Scientists currently estimate that up to 85% of the mass in the universe is effectively invisible. This 'dark matter' cannot be observed directly, because it does not interact with light in the same way as the ordinary matter that makes up stars, planets, and life on Earth.

So how do we measure what cannot be seen? The key is to measure the effect of gravity that the dark matter produces.

Pol Gurri, the PhD student at Swinburne University of Technology who led the new research, explains: "It's like looking at a flag to try to know how much wind there is. You cannot see the wind, but the flag's motion tells you how strongly the wind is blowing."

The new research focuses on an effect called weak gravitational lensing, which is a feature of Einstein's general theory of relativity. "The dark matter will very slightly distort the image of anything behind it," says Associate Professor Edward Taylor, who was also involved in the research. "The effect is a bit like reading a newspaper through the base of a wine glass."

Weak gravitational lensing is already one of the most successful ways to map the dark matter content of the Universe. Now, the Swinburne team has used the ANU 2.3m Telescope in Australia to map how gravitationally lensed galaxies are rotating. "Because we know how stars and gas are supposed to move inside galaxies, we know roughly what that galaxy should look like," says Gurri. "By measuring how distorted the real galaxy images are, then we can figure out how much dark matter it would take to explain what we see."

The new research shows how this velocity information enables a much more precise measurement of the lensing effect than is possible using shape alone. "With our new way of seeing the dark matter," Gurri says, "we hope to get a clearer picture of where the dark matter is, and what role it plays in how galaxies form."

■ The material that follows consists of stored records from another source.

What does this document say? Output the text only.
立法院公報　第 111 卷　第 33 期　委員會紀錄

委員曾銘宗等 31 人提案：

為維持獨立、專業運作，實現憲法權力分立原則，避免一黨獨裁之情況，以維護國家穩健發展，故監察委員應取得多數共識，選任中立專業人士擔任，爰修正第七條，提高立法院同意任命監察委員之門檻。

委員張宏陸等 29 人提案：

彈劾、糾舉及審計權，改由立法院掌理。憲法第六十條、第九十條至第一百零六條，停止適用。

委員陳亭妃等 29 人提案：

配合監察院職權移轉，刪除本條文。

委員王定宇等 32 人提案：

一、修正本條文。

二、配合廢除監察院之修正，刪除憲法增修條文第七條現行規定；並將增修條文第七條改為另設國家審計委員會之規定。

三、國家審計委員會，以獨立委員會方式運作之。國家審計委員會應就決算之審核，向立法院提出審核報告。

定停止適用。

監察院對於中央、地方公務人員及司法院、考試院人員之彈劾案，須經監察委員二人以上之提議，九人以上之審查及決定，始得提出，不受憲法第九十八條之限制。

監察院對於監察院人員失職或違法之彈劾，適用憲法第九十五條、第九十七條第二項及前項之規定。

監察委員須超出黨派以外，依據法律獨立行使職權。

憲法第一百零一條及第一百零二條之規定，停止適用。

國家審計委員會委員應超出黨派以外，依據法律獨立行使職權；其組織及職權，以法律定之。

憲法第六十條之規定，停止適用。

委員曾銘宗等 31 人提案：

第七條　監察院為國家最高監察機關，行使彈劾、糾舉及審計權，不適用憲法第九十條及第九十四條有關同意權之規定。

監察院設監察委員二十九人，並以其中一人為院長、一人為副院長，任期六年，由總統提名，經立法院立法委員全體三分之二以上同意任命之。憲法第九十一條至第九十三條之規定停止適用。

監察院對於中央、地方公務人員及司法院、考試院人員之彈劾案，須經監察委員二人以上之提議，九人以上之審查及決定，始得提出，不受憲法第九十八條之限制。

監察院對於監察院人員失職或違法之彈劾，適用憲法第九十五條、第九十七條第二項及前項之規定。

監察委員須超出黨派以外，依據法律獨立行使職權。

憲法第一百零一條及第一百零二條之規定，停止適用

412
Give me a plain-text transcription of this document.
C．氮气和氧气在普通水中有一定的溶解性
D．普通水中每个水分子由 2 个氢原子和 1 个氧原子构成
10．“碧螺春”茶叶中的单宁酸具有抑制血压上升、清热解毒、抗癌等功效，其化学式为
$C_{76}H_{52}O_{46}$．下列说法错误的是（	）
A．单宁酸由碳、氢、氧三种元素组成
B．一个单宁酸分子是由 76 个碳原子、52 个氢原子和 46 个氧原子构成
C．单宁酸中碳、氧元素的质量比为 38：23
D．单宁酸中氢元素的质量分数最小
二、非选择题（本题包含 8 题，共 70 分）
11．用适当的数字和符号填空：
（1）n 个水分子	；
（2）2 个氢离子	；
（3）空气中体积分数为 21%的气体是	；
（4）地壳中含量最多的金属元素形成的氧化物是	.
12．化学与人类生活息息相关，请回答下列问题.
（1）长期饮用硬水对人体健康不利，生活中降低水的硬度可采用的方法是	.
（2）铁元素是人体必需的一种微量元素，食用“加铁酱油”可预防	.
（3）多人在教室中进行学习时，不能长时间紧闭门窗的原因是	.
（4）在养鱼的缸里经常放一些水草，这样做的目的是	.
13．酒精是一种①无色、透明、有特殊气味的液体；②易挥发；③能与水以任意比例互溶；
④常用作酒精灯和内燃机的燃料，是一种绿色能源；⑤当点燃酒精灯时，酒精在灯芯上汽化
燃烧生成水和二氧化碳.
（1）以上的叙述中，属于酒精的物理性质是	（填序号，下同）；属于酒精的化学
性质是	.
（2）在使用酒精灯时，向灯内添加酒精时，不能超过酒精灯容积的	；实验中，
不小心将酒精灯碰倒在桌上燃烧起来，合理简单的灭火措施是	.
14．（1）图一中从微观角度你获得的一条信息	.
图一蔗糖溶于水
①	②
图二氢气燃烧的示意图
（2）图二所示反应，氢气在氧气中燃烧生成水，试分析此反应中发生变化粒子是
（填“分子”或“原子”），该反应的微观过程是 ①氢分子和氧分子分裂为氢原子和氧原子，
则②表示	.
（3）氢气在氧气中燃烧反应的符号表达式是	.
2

Future space missions such as NASA's Nancy Grace Roman Space Telescope and the European Space Agency's Euclid Space Telescope are designed, in part, to make these kinds of measurements based on the shapes of hundreds of millions of galaxies. "We have shown that we can make a real contribution to these global efforts with a relatively small telescope built in the 1980s, just by thinking about the problem in a different way," adds Taylor.